But why would a hacker want to know how many eggs you have in your refrigerator? Unfortunately, the potential implications are more sinister than that. Home network security is important, and extends to your business as well. Once a hacker has any access at all to a compromised device on your local network, a whole new world of options open up for malicious behavior if the hacker is sufficiently skillful. It’s like having a gate pass to a concert—you can’t get into the VIP section if you’re stuck in the parking lot, but if you’re inside the gates, you at least have a chance. In this case, the Samsung refrigerator's security flaws enabled the device to be used to execute man-in-the-middle attacks and steal credentials, such as Google credentials, and other device specific data such as the MAC address that could be used for further attacks. Imagine losing your email account password to your refrigerator, or letting your router's web interface or router firmware be compromised, and losing your entire network to a changed password!
It's Happened Before
It seems silly to think that a connected device such as a baby monitor or a water bottle could be at fault for a system-breaking hack. But a casino in the United States found out the hard way just how much water can pour through a little crack in the wall from poorly secured IoT devices and other sensitive entry points. Router security is no joke, and any point of entry can be enough for an enterprising hacker.
In the instance of the casino, an internet-enabled thermometer in a fish tank in the lobby ended up granting hackers the opportunity to break through the casino’s network security and steal personal data and information about their wealthiest and most ‘generous’ clientele. A simple security flaw in the device enabled the hacker to breach the wi fi protected access of the device, and then of the casino. Normally, casinos are some of the most secure locations imaginable, with cameras and security implementations everywhere. So as you can imagine, this was a shocking breach of privacy and confidential corporate data, and of course embarrassing for the clients whose losing ways were now a matter of public information. Imagine, an innocuous IoT device bringing down your company, all because basic security procedures weren't followed in various places. In this case, if that device had been offline, or on a completely segregated network access point, or router settings were adjusted properly, nothing would have happened.
Quality Isn't A Factor
Many IoT devices are produced cheaply, with little regard for security, and the manufacturers don't update their devices to account for regular security updates. Generally speaking for such devices, wireless connectivity is made to be simple rather than secure. That means that anytime there's a chance to connect devices to your company's wi fi, it could serve as an open door to a properly enterprising hacker. And once a good hacker is in, they're in anywhere they want to be.

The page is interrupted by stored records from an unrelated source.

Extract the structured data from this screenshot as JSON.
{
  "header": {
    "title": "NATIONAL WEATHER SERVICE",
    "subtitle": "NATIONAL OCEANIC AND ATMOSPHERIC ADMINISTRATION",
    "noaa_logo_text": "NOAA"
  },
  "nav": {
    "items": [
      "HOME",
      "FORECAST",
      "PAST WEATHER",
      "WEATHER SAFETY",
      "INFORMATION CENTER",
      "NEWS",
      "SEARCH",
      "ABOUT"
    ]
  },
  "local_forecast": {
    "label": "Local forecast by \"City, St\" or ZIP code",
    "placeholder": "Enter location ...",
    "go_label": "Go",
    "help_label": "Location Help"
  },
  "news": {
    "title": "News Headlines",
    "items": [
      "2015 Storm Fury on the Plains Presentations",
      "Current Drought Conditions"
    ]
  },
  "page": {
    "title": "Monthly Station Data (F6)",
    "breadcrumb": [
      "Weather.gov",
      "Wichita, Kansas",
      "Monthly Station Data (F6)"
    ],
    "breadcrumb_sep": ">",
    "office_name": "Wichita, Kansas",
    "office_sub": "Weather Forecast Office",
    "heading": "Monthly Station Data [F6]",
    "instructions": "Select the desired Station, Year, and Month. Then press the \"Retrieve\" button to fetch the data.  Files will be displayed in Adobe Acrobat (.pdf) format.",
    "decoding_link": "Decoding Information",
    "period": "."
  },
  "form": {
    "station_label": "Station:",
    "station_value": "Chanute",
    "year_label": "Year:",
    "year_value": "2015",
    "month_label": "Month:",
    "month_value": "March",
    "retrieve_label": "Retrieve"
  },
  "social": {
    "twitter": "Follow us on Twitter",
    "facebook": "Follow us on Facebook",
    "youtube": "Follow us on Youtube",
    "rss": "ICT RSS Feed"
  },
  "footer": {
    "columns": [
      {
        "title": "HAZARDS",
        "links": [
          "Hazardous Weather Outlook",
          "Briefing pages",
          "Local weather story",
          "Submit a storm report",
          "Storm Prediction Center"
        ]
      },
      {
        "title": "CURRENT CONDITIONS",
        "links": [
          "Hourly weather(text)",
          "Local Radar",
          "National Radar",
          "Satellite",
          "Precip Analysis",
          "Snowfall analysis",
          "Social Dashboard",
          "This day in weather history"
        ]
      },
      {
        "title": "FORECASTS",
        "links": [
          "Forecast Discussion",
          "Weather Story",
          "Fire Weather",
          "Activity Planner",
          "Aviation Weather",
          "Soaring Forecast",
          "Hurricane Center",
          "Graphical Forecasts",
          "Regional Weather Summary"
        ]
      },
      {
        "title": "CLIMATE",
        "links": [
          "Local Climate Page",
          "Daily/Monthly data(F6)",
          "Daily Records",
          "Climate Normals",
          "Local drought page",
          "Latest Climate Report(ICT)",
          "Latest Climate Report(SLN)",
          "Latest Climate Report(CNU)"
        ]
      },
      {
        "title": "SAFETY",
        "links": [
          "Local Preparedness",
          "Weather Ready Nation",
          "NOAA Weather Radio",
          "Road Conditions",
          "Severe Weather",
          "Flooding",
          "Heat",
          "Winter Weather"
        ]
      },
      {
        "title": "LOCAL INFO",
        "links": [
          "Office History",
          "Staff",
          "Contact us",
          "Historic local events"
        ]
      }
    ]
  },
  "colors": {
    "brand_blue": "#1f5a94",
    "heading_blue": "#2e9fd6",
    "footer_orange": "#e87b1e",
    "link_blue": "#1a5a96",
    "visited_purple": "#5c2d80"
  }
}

Once they're online, hackers can use the machines on your network to perform distributed denial-of-service attacks. This is an attack that floods other devices with internet traffic. The attack could be directed at devices within your own company, if your company happens to be the target of the attack, or it could be directed at an entirely external target (for example, the hacker simply wants to leverage your critical infrastructure to launch an attack on some other target.) Your data could also be at risk, as we've covered in many other blogs. Your router's firmware could be flashed to incorporate a hidden flaw. And so on. In short, when your network's security is compromised, a lot of bad things can happen.
Solving The Problem
The solution to this problem is actually quite simple: check the documentation for IoT technology for each device you bring into your network, and turn off the wi fi and disable remote access on smart devices that you don't want to connect to your network. If you don't need Twitter on your refrigerator, fine - don't allow it. If you absolutely have to have such devices connected to your wi fi network for one reason or another, it's better to have a separate wi fi network for these. Be sure to exercise good IoT device management procedures by using unique passwords - don't use the same password for your toaster as anything else! - or by disabling remote administration of these devices entirely. You could even enable the MAC address filtering option available on most routers to specifically exclude traffic from devices other than known ones. Using the internet safely is a matter of securing your internet connected devices from top to bottom. If you don't need to use an IoT system, you should just disable it to be safe.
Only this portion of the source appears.